Z ukończenia budowy skoczni, zadowolenia nie krył również sam „Orzeł z Wisły”. „Powstały duże skocznie: Malinka, Zakopane, Szczyrk, ale żeby młodzież mogła na czymś skakać i rozwijać się, dążyć do swoich celów, są potrzebne małe skocznie. Tak jak jest program budowy boisk „Orlików”, mogłyby też powstawać małe skocznie. Tu jest pierwszy przykład, że da się to zrobić i wygląda to pięknie”. Adam Małysz od dawna mówił, że przydałyby się małe skocznie, na których będzie można wprowadzać najmłodszych w świat skoków. Po wielu latach jego prośby został zrealizowane, o czym poinformował na facebooku. „W końcu, po tylu latach chodzenia za tą sprawą, wysiłki się opłaciły i mamy efekt – skocznie są i już za około miesiąc będzie można na nich skakać! Prośba, którą wyraziłem w 2011 roku gdy kończyłem karierę, została zrealizowana. Prezydent pomógł nam i przekonał wszystkich, że Wisła bez tych małych skoczni nie będzie mogła szkolić młodych zawodników – moich następców. Dziś mogę być dumny z tego, że to się udało. Opłaciło się walczyć o tak piękne obiekty!”

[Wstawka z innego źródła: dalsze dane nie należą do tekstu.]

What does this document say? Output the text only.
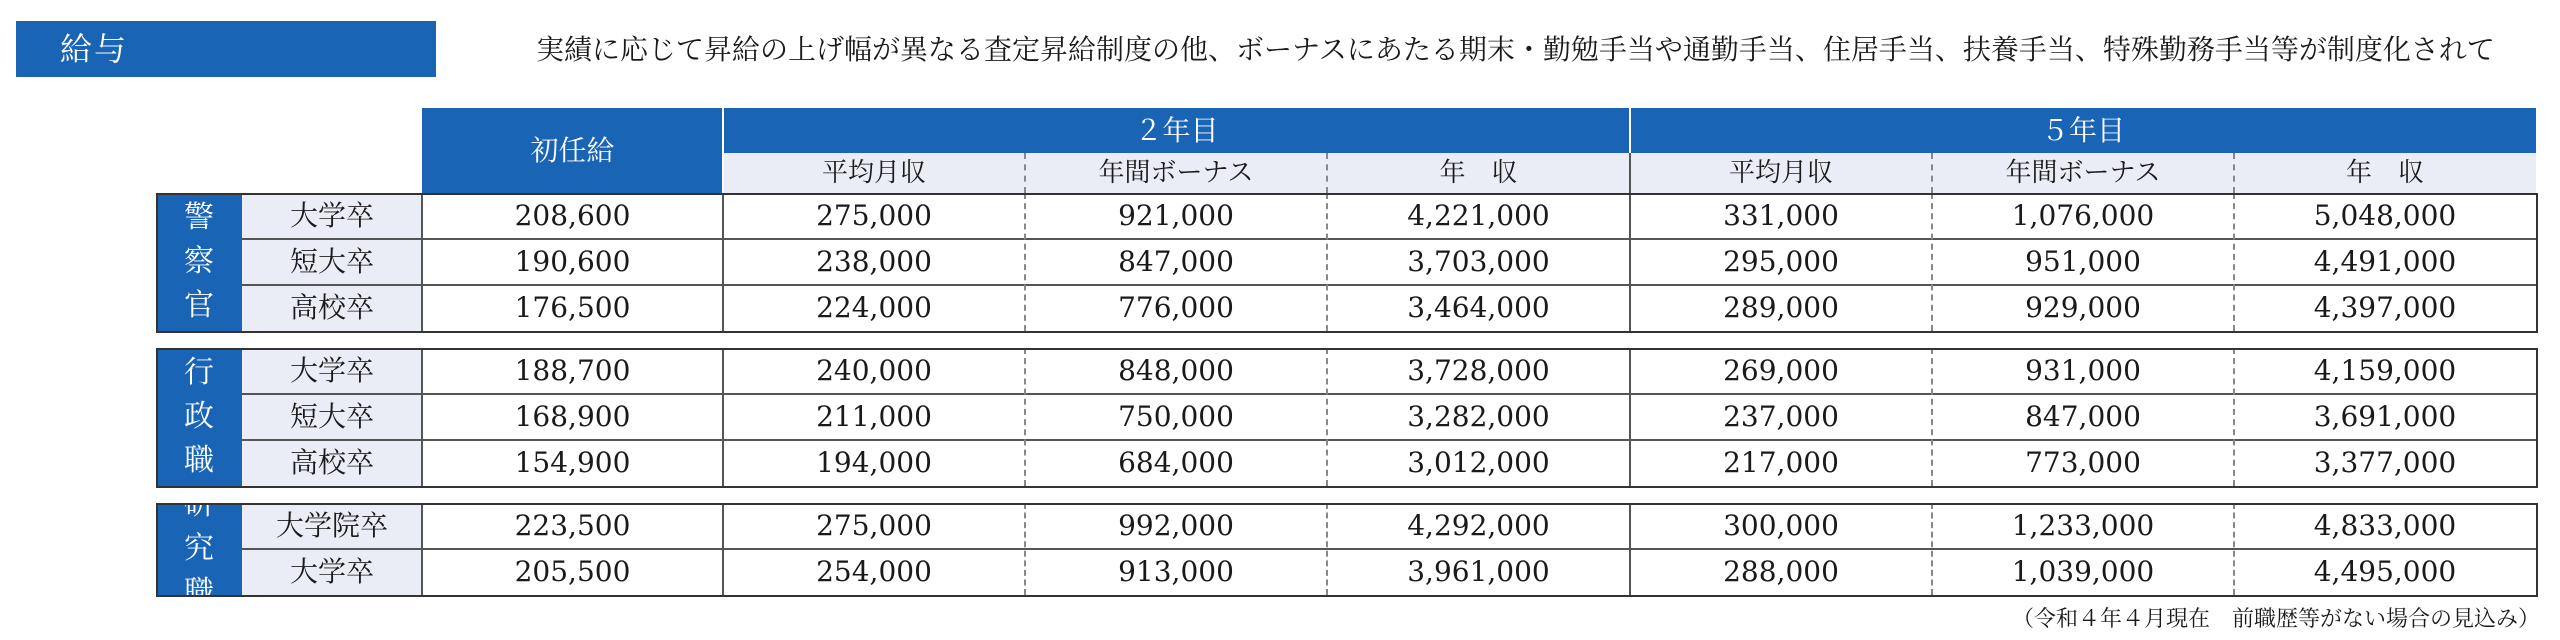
給与	実績に応じて昇給の上げ幅が異なる査定昇給制度の他、ボーナスにあたる期末・勤勉手当や通勤手当、住居手当、扶養手当、特殊勤務手当等が制度化されて
初任給
２年目	５年目
平均月収	年間ボーナス	年　収	平均月収	年間ボーナス	年　収
警
察
官
大学卒	208,600	275,000	921,000	4,221,000	331,000	1,076,000	5,048,000
短大卒	190,600	238,000	847,000	3,703,000	295,000	951,000	4,491,000
高校卒	176,500	224,000	776,000	3,464,000	289,000	929,000	4,397,000
行
政
職
大学卒	188,700	240,000	848,000	3,728,000	269,000	931,000	4,159,000
短大卒	168,900	211,000	750,000	3,282,000	237,000	847,000	3,691,000
高校卒	154,900	194,000	684,000	3,012,000	217,000	773,000	3,377,000
研
究
職
大学院卒	223,500	275,000	992,000	4,292,000	300,000	1,233,000	4,833,000
大学卒	205,500	254,000	913,000	3,961,000	288,000	1,039,000	4,495,000
（令和４年４月現在　前職歴等がない場合の見込み）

Podobnego zdania jest prezes Polskiego Związku Narciarskiego – Apoloniusz Tajner. „Wisła jest „narciarską ekstraklasą”. Zasługuje na te skocznie. Są one kuźnią, podstawowym warsztatem. Na takich małych skoczniach młodzież uczy się podstaw tego wszystkiego, co później Adam Małysz czy Piotr Żyła pokazują w rywalizacji światowej”.

fot. wisla.pl

Historia skoczni w centrum Wisły

Kompleks trzech skoczni (HS10, HS20, HS40) w Centrum Wisły powstał już w 1964 roku. W późniejszym czasie był on kilkakrotnie przebudowywany: 1997, 2005, aż wreszcie w latach 2012-2014 powstawały skocznie w obecnym kształcie. Ta ostatnia modernizacja kosztowała miasto około 3 miliony złoty. Na obiektach trwają jeszcze ostatnie prace „upiększające”, które mają zakończyć się w maju. Właścicielem skoczni ma być Wiślańskie Stowarzyszenie Sportowe.